Calcite is the clearest reference implementation for view matching algorithms.

Supported query patterns

Join + filter + project chains

Aggregation queries with GROUP BY

Aggregate rollups

Partial rewrites using UNION between the view and base tables.

Calcite can also use schema constraints such as primary keys, foreign keys, and uniqueness constraints to prove equivalence.

Coral

Coral is fundamentally different. It focuses on:

  • view expansion

  • SQL translation

  • semantic rewriting

rather than a full MV rewrite engine.

Typical use cases include:

  • translating Hive views to Trino

  • expanding nested views

  • normalizing SQL across engines

Materialized-view rewrite support is currently limited compared to Calcite.

Common patterns across systems

Despite architectural differences most systems match similar query families.

Aggregation queries
GROUP BY queries with SUM, COUNT, MIN, MAX.

Rollup aggregation
A finer-grained MV answering a coarser query.

Example:
MV: GROUP BY date, product
Query: GROUP BY product

Join-based summaries
If the materialized view already contains the join between fact and dimension tables the query can reuse the precomputed result.

Filter compensation
If the view contains more rows than needed the optimizer applies residual filters.

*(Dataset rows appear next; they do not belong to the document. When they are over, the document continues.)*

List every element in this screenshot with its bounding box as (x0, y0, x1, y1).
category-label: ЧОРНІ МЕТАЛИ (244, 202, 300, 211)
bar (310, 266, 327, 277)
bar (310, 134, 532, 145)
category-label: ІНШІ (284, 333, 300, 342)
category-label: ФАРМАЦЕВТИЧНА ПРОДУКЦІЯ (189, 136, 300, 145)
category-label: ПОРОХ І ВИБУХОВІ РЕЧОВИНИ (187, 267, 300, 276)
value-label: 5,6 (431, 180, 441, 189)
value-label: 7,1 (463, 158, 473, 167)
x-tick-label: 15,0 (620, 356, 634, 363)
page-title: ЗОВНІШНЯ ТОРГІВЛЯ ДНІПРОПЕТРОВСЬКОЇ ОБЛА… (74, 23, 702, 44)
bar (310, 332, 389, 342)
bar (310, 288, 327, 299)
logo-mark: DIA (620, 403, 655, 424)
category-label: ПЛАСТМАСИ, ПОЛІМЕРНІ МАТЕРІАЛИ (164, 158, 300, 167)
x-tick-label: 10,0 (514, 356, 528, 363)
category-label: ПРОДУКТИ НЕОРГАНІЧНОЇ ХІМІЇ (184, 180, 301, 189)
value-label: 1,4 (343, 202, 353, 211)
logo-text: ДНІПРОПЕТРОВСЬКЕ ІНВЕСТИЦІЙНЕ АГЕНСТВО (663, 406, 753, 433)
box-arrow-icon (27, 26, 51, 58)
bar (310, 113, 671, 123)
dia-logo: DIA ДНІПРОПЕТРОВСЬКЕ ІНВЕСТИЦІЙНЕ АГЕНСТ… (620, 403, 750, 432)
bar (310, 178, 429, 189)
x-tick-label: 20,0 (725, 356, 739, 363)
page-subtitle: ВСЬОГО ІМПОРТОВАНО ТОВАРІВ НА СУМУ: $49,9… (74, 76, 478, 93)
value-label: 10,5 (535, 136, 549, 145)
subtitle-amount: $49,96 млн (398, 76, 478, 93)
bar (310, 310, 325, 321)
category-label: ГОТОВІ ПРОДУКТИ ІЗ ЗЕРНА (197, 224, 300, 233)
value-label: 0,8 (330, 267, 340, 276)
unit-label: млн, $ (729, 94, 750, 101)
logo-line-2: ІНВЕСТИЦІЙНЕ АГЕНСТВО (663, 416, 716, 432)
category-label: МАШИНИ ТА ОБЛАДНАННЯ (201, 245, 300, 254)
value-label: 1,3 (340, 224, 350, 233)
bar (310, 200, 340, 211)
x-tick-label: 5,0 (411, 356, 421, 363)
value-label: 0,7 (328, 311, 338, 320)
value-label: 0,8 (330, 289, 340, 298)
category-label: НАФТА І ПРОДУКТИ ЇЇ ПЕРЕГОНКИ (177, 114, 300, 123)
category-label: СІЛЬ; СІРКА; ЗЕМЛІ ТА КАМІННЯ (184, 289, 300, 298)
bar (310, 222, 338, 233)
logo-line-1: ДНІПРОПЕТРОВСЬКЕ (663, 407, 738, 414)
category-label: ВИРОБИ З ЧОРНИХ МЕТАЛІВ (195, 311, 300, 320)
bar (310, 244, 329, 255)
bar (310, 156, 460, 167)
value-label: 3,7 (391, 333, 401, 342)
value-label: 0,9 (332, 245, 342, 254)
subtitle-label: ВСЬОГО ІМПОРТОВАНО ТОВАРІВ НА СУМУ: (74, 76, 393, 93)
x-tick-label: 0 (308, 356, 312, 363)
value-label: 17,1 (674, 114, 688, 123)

Major differences between systems

The biggest differences appear in query complexity support.

Aggregation-focused systems primarily match GROUP BY workloads.

Examples:

  • BigQuery

  • Databricks metric views

Full relational rewrite systems primary support join + filter + project + group-by queries.
Examples:

  • StarRocks

  • Doris

  • Calcite

  • Hive


Middleware rewrite systems focus more on view expansion and SQL normalization across engines.
Example:

  • Coral


Final takeaway

Most systems converge on supporting the same core query family:

SPJG queries (select-project-join-group-by) with aggregation rollups.


However they diverge in how far they push beyond that.

BigQuery and Databricks focus on aggregation acceleration.

StarRocks and Doris aim for full relational rewrite.

Hive and Calcite emphasize framework-driven optimization.

Coral emphasizes platform-level query rewriting.